Ma il direttore del Giro d’Italia Mauro Vegni ha sostenuto che qualunque difficoltà l’evento possa incontrare sarà esclusivamente logistico e non politico.

Attivisti palestinesi hanno lanciato la #RelocatetheRace campaign [“Campagna per spostare la corsa”, ndt.] per protestare contro gli organizzatori del Giro d’Italia, ricordando loro le violazioni dei diritti umani da parte di Israele lungo il percorso previsto e invitandoli a tenere l’evento altrove.
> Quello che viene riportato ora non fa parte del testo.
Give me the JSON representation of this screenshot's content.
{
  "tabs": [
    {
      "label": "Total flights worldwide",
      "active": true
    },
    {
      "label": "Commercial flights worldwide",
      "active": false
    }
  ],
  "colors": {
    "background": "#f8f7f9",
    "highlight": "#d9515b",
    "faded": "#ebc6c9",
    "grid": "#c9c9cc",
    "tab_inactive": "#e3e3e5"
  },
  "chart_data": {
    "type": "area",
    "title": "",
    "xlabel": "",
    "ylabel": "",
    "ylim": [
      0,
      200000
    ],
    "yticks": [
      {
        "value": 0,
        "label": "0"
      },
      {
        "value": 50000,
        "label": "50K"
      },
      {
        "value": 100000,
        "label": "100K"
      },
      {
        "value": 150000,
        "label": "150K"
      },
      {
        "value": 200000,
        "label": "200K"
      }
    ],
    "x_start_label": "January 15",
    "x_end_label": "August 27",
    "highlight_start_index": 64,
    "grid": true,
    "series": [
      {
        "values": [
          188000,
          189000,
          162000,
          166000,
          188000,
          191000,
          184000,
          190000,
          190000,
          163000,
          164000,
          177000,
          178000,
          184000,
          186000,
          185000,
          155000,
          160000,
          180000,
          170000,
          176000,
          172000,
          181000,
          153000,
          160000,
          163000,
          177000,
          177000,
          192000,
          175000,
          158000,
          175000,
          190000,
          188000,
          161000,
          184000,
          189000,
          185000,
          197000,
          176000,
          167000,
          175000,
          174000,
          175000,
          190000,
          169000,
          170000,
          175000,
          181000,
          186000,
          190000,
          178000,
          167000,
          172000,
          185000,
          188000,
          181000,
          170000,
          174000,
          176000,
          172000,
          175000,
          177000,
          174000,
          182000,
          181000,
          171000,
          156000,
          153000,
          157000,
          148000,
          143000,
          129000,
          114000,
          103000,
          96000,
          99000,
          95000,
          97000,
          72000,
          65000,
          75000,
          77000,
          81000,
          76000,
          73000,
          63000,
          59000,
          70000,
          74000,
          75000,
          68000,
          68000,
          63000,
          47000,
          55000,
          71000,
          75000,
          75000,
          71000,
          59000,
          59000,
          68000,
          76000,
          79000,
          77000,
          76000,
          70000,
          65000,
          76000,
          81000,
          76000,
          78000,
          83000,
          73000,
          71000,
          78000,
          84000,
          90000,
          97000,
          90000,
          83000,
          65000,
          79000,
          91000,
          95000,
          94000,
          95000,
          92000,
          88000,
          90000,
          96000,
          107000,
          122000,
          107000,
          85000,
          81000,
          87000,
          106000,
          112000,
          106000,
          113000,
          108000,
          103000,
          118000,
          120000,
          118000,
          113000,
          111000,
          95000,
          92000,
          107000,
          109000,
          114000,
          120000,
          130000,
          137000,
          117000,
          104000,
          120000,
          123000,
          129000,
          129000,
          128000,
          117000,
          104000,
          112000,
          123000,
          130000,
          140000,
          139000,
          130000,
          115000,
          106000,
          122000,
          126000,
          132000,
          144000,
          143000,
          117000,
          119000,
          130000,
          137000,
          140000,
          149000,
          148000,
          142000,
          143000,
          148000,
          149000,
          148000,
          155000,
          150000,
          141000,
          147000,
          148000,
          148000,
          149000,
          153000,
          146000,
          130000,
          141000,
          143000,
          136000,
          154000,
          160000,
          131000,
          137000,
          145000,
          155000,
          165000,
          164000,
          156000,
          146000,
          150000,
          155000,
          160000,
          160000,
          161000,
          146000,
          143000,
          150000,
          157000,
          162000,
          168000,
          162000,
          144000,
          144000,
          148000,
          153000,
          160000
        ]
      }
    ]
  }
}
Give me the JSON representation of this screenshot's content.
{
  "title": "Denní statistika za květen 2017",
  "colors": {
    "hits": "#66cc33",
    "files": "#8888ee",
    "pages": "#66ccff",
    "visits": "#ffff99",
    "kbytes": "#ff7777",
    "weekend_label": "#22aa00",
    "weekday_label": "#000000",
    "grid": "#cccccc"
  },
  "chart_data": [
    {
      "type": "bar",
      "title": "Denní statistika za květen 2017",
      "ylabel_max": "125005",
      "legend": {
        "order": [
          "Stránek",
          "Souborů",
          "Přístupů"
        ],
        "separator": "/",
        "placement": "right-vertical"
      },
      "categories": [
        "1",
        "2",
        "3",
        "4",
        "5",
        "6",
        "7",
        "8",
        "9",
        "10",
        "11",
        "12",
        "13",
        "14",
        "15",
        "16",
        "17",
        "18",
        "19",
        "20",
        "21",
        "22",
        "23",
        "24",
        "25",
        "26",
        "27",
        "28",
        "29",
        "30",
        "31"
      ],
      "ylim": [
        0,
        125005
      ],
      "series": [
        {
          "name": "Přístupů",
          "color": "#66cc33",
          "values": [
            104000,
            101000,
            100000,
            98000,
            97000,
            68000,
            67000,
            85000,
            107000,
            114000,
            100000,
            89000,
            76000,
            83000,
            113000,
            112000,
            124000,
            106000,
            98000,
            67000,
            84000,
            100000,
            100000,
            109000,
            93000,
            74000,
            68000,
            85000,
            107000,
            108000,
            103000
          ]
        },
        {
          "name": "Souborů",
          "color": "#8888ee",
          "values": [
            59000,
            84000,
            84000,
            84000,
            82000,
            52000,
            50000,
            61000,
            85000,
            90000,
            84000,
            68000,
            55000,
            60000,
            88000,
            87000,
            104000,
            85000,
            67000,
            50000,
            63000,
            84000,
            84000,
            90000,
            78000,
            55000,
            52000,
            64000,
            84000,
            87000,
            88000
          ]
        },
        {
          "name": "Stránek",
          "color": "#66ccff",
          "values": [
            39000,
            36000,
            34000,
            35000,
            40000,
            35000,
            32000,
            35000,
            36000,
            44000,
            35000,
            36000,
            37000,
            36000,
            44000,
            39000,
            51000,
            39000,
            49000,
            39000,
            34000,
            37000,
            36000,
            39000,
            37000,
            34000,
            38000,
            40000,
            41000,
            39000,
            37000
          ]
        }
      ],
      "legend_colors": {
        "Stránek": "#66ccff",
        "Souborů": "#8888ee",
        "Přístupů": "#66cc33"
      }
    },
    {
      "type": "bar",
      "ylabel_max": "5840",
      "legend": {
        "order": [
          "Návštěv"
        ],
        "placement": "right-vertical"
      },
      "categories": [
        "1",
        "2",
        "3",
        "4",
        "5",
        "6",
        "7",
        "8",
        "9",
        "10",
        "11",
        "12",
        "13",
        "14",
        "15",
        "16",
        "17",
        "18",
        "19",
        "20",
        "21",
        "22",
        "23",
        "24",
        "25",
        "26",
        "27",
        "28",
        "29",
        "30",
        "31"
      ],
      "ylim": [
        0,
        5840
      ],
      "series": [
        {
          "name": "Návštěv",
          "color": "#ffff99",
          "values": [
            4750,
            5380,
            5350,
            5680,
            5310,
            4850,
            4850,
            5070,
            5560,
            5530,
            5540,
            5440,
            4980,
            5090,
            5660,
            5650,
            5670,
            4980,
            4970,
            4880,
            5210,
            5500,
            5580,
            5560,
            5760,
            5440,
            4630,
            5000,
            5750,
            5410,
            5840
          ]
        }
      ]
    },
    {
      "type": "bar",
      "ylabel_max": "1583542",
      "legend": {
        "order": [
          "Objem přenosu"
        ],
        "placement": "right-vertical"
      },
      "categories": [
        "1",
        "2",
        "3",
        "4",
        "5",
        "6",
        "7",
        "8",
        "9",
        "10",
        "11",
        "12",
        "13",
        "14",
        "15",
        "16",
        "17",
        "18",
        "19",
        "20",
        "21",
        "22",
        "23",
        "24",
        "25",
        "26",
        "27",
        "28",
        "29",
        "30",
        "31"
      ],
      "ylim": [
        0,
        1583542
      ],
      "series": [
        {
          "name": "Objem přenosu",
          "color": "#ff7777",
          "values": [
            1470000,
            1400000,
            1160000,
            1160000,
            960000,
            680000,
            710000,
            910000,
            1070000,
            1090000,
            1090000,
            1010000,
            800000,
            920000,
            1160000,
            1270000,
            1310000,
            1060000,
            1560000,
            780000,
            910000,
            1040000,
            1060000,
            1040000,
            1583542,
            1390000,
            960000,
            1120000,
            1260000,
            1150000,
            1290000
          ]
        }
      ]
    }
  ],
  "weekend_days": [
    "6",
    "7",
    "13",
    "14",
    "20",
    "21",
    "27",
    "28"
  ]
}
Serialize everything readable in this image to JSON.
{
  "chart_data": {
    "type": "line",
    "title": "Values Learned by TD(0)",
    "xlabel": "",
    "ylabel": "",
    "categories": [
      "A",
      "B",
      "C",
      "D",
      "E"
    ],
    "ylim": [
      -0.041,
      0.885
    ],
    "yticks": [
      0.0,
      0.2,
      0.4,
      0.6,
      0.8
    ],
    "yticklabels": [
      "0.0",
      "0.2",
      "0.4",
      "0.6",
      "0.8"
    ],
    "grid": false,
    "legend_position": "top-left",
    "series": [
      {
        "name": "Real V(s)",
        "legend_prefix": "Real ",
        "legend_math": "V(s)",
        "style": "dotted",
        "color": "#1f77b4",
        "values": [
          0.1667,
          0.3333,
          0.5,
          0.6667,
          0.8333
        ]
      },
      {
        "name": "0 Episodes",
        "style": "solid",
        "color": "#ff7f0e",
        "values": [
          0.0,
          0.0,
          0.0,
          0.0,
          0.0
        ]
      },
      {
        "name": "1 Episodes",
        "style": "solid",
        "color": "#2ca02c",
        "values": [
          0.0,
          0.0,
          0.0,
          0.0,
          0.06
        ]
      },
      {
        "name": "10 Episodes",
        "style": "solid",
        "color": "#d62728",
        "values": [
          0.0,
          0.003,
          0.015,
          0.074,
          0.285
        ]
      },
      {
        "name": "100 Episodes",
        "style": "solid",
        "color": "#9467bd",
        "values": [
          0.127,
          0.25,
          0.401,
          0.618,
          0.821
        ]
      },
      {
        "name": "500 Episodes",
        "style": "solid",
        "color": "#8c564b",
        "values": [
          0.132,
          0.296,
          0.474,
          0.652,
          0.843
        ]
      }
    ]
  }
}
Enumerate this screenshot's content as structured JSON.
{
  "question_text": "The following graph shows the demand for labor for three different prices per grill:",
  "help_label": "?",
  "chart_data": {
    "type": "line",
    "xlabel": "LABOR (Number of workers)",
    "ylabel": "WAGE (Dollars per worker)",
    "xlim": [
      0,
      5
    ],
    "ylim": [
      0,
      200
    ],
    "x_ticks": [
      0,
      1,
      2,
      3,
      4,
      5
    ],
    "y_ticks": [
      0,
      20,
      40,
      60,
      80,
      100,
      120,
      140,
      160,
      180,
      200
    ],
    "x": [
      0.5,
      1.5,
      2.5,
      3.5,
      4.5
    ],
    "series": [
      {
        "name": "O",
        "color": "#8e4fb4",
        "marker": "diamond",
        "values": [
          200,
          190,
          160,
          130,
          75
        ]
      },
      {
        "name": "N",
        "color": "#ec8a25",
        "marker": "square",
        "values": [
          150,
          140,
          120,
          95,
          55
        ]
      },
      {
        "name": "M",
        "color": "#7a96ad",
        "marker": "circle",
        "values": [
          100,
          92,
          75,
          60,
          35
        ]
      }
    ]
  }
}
L’ambasciata italiana a Tel Aviv ed il gruppo della lobby dei cristiani sionisti “Christians United for Israel” [“Cristiani uniti per Israele”, ndt.] hanno plaudito alla decisione di iniziare la corsa a Gerusalemme.

Nonostante l’ostilità dei leader italiani verso il movimento di solidarietà con la Palestina, attivisti italiani sono tra quanti in Europa hanno intensificato il proprio impegno per lottare contro la complicità con l’apartheid israeliano e i tentativi di nascondere i suoi crimini.

Tamara Nassar è vice-redattrice di “The Electronic Intifada”.